Elected representatives took to the stage at the Levy Center on Oct. 13 in the midst of an Obamacare rollout event as residents met with “assistors” along the back wall to review options and sign up.

Much of the event, however, centered upon the problems that have beset the program since its launch on Oct. 1 – problems exacerbated by the fact that only four of the 12 assistors scheduled to appear made it to the Levy Center.

U.S. Representative Jan Schakowsky said the website on which residents can sign up for care had “far more glitches than is really acceptable.”

But she called the program “one of the best things we’ve done in the United States of America. … We’re going to get this worked out. It’s going to be great.”

Parts of the program were already working, thanks to an Illinois decision to open the Medicaid expansion portion of the program a year early, said State Senator Daniel Biss.

Tens of thousands have signed up in Cook County under “County Care,” he said. Medicaid expansion makes individuals without dependents eligible who were not eligible before because their income exceeded federal limits.

Obamacare allows states to produce their own “exchanges,” offering health insurance options to individuals and families regardless of pre-existing conditions or other limits that would have prevented coverage prior to the law or made cost-prohibitive.
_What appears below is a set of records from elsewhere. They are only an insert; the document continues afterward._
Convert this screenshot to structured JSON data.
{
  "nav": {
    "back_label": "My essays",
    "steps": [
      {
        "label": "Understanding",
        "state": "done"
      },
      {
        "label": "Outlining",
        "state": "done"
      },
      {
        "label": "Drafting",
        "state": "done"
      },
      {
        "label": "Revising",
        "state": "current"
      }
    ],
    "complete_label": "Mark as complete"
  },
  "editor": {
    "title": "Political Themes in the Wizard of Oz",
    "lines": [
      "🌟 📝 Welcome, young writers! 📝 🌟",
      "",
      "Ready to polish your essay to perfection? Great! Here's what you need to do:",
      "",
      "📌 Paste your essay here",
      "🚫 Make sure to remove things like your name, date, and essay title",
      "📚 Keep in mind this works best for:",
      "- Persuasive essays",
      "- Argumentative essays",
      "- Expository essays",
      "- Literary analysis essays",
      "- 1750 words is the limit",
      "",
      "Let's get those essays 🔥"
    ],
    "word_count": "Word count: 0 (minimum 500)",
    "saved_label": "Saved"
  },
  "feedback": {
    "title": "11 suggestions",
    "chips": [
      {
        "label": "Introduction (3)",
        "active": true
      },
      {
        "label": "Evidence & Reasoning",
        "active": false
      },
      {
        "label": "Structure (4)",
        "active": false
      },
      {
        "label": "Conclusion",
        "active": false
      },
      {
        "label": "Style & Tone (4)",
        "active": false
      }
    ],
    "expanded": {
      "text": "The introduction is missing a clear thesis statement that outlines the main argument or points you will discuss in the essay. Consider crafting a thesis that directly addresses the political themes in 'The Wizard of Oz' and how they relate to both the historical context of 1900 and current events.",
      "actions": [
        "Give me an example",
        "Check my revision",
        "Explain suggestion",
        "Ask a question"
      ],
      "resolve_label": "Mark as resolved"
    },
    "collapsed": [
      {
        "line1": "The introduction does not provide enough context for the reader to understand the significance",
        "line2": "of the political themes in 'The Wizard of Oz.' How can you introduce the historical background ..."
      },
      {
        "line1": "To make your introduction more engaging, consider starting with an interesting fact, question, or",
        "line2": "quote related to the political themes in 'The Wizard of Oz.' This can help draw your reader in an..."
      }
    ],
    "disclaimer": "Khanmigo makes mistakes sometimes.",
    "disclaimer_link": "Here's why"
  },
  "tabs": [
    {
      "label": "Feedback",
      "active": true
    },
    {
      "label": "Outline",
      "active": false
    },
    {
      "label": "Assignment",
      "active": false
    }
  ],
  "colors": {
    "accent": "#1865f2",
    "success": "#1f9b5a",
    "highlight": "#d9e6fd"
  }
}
State Representative Robin Gabel of Evanston said Illinois “was not quite ready” to create its own exchange, so, like most other states, Illinois entered a federal/state partnership for the first year.

Under the partnership, the federal government website handles the enrollment of applicants and the state handles customer service.

Rep. Gabel said Illinois would move away from the partnership as quickly as possible, generating its own website by 2015 – by 2016 at the latest. The problems with the federal website were only one reason. The state will “lose federal dollars if we don’t have an exchange,” she said.

Charles Watkins, the state’s regional outreach coordinator from Governor Quinn’s office, “apologize[d] for the delay today.”

He said that most Illinois residents will qualify for either expanded Medicaid or federal tax credits available to offset insurance premiums.

When asked why only four of 12 scheduled assistors showed up (the assistors were coordinated by the governor’s office), he directed reporters to the State’s media office saying all media requests had to go through that office.

State Representative Laura Fine, whose district includes parts of north Evanston, summed up the event: “Once all the glitches are worked out this program is going to be fabulous.”